Clinical genetic testing is available for BMPR2, ALK-1, and ENG mutations. Genetic testing may be offered to any individual with a family history of PAH or IPAH (without other known affected family members) with the current cost of testing ranging from approximately $1000 to $3000 USD to analyze the affected individual. Testing family members of a patient affected with PAH for whom the exact mutation is known costs approximately $300 to $500 USD. Genetic testing should involve pre-and post-test counselling by a genetic counsellor who understands heritable pulmonary hypertension and the potential psychosocial impacts of genetic test results.

Due to the incomplete penetrance and variable age of onset, identification of a BMPR2 mutation may have a complex and serious psychosocial impact on the family, often associated with guilt in the parent who has passed on mutations to the children. Genetic testing is most helpful when it is able to identify members of the family who are not at risk for PAH and therefore can forgo screening for PAH. The most common reason that individuals pursue genetic testing involves issues of informing their children of their hereditary predisposition or in making informed decisions about family planning. In the past, many patients have failed to pursue genetic testing due to anxiety regarding genetic discrimination. Recognition of these concerns has led a number of countries to introduce either voluntary or legal codes to protect individuals requesting genetic counselling and formal testing. For example, in the United States, the Genetic Information Non-Discrimination Act, passed in May 2008, provides protection from discrimination in coverage or cost of health insurance coverage to members of both individual and group health insurance plans and protects against discrimination in employment based upon a genetic predisposition. Genetic testing of children should be performed with caution due to the potentially significant psychological impact on a child, particularly in the face of overt anxiety for the future development of a potentially fatal disease without methods for effective disease prevention.

Perspectives

In spite of dramatic breakthroughs, advances in genetic and genomic understanding of PAH are in the very early stages. Opportunities exist to advance our understanding of the basic molecular pathogenesis of HPAH, to discover new genes and pathways that modify the pathobiology of PAH, and to identify genes responsible for variations in therapeutic response among PAH patients. In the future, collaborative studies of BMPR2 mutation carriers should enable identification of environmental modifiers, biomarkers for disease development and disease progression, and surrogate markers for efficacy endpoints in clinical drug development. With advances in genomic technology and with international collaborative efforts, genome-wide association studies may be conducted to identify genetic modifiers for BMPR2 penetrance and genetic susceptibility to PAH associated with other disorders.

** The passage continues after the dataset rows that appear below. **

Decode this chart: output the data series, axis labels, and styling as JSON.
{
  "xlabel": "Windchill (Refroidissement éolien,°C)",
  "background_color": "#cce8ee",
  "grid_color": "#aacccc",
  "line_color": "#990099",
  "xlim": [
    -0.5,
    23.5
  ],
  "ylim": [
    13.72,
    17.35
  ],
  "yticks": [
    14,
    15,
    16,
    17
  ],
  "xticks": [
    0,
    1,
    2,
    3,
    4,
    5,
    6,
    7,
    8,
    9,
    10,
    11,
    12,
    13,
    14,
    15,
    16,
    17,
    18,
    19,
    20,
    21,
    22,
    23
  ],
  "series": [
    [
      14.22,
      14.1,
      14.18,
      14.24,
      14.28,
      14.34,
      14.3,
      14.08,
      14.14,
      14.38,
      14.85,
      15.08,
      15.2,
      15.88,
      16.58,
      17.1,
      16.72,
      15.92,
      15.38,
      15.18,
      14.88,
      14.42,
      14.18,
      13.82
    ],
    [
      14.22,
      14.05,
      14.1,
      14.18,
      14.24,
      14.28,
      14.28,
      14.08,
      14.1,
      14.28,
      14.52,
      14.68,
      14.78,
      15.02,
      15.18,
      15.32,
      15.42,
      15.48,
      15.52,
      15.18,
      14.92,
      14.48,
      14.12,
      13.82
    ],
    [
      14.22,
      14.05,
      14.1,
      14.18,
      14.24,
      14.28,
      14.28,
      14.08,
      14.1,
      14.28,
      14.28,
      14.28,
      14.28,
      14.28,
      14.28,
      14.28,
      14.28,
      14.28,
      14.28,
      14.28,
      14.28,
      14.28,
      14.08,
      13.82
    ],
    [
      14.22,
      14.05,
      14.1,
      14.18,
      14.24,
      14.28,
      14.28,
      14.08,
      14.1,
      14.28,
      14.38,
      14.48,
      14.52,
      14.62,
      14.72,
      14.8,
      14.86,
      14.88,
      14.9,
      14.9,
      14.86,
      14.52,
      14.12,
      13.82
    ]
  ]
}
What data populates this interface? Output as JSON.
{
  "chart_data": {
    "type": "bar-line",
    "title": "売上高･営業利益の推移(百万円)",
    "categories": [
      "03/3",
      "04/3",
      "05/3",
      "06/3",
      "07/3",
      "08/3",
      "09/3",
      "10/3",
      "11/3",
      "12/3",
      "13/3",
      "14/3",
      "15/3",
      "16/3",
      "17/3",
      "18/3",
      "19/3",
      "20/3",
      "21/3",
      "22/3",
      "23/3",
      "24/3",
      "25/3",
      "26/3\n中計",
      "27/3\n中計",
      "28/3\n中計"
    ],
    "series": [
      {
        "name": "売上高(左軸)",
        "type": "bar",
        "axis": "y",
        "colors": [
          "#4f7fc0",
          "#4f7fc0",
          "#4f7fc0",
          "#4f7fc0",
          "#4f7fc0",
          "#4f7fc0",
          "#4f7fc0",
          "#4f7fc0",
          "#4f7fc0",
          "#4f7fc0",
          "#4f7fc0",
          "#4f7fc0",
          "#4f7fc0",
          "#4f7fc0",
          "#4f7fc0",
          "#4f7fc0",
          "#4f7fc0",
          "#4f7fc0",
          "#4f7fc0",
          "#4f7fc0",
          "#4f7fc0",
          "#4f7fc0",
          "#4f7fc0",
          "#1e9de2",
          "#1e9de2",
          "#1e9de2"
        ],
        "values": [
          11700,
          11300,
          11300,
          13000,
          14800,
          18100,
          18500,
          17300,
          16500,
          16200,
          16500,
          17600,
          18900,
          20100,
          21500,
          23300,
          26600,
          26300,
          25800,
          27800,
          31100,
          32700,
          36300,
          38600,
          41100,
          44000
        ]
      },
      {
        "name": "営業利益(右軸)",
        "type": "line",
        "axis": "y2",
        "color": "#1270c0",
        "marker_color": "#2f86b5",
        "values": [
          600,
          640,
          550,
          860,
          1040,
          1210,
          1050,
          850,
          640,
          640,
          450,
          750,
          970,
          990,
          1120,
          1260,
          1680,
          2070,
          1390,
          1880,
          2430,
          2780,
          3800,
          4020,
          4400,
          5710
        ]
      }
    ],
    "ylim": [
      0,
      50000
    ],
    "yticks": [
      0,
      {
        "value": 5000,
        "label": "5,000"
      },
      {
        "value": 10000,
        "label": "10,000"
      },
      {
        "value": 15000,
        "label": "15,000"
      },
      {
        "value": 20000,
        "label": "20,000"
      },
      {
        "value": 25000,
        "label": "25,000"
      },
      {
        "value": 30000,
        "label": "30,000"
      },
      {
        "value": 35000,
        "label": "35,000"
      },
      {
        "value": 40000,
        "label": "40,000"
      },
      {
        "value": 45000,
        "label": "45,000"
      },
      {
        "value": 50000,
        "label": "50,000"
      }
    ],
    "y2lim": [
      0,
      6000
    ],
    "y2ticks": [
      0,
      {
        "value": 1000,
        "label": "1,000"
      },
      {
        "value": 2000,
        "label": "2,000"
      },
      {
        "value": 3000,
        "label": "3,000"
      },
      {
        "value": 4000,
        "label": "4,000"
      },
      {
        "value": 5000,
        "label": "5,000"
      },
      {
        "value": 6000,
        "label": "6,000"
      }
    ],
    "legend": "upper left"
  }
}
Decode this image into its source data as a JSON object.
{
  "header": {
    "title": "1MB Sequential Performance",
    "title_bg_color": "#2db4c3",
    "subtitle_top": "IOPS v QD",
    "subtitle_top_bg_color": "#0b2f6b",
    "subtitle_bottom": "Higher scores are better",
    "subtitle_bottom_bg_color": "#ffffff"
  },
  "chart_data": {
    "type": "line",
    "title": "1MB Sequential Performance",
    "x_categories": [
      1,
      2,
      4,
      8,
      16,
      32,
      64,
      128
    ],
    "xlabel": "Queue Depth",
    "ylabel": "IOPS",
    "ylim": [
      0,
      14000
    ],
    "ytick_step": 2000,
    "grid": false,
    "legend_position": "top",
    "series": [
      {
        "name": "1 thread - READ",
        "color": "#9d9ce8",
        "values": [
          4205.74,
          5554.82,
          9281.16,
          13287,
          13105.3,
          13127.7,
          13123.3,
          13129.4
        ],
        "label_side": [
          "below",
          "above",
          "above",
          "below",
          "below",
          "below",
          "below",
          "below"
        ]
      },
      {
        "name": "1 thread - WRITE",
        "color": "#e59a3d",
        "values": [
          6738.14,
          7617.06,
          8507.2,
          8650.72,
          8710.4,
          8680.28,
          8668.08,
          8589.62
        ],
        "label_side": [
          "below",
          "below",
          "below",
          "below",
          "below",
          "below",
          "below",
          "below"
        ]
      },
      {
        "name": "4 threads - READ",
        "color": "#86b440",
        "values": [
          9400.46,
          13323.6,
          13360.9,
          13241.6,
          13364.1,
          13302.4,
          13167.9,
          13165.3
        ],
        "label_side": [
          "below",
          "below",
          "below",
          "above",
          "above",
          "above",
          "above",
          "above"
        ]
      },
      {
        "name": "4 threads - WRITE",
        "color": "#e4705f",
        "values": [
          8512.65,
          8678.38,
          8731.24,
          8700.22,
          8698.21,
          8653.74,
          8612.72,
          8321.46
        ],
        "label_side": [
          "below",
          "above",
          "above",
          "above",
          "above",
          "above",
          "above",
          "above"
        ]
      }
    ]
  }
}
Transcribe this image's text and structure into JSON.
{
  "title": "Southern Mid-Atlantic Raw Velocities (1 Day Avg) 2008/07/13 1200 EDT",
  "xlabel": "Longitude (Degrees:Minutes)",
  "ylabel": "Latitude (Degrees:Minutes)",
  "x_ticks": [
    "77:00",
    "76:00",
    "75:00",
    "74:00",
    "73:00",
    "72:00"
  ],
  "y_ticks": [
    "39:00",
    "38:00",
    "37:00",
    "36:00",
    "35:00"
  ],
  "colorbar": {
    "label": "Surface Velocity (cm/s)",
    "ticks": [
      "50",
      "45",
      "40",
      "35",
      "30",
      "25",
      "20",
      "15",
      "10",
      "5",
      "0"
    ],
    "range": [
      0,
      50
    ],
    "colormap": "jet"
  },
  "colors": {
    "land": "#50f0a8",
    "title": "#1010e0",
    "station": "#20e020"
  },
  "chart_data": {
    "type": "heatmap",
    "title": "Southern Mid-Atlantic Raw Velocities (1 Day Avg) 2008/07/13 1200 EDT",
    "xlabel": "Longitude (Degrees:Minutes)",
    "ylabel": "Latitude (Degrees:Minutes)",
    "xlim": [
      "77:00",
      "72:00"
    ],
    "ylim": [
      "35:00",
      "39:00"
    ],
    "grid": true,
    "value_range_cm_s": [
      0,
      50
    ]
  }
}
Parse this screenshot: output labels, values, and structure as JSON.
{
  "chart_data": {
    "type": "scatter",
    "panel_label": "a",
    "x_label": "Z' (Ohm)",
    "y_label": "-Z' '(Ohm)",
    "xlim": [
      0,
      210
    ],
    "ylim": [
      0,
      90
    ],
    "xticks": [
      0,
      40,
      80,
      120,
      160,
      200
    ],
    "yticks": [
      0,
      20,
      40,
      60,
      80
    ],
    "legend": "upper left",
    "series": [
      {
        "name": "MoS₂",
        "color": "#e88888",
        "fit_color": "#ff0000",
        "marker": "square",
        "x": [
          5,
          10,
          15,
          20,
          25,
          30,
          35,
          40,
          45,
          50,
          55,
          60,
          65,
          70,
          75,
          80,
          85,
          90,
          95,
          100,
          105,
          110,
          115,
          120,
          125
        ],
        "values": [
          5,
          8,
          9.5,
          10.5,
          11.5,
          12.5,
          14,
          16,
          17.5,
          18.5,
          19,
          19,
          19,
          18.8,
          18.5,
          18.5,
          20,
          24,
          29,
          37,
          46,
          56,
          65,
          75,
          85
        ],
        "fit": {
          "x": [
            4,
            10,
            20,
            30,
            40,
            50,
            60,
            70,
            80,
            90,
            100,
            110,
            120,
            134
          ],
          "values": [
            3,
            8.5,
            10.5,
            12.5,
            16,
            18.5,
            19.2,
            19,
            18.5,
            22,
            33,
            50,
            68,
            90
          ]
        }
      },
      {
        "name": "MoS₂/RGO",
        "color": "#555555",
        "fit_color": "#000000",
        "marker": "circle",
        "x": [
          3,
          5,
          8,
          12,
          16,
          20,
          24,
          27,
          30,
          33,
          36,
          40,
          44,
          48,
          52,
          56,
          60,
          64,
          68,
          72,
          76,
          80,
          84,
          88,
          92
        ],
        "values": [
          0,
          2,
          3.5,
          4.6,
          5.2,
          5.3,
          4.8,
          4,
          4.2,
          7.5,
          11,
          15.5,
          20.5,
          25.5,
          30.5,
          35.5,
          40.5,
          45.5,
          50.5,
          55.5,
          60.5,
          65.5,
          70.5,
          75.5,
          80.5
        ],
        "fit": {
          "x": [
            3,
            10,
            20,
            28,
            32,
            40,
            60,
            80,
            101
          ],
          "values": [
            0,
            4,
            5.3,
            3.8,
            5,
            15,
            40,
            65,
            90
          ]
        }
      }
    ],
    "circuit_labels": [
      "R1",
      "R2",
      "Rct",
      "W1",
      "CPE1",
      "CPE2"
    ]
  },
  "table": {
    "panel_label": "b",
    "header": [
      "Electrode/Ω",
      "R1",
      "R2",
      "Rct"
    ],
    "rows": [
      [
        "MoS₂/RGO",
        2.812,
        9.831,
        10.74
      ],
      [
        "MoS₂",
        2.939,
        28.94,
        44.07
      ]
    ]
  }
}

What critical issues will the genetics and genomics subcommittee address at the 5th World Symposium on Pulmonary Hypertension?

The answer to this question remains speculative. Based upon goals set at the Dana Point meeting, the committee will undoubtedly examine new scientific observations arising from genetic association studies and confirmed by replication studies. Some key areas for investigation include: (1) understanding difference in gender-specific penetrance; ie, why are women with BMPR2 mutations more likely to develop PAH? Is testosterone protective? Does estrogen or progesterone increase susceptibility? Does autoimmunity play a role? What is the relationship to pregnancy and/or contraceptives?; (2) refined estimates of the penetrance of BMPR2 mutations (studies of familial PAH provide overestimates); and (3) identification of genes that are responsible for the development of other forms of PAH, eg, PAH associated with portal hypertension.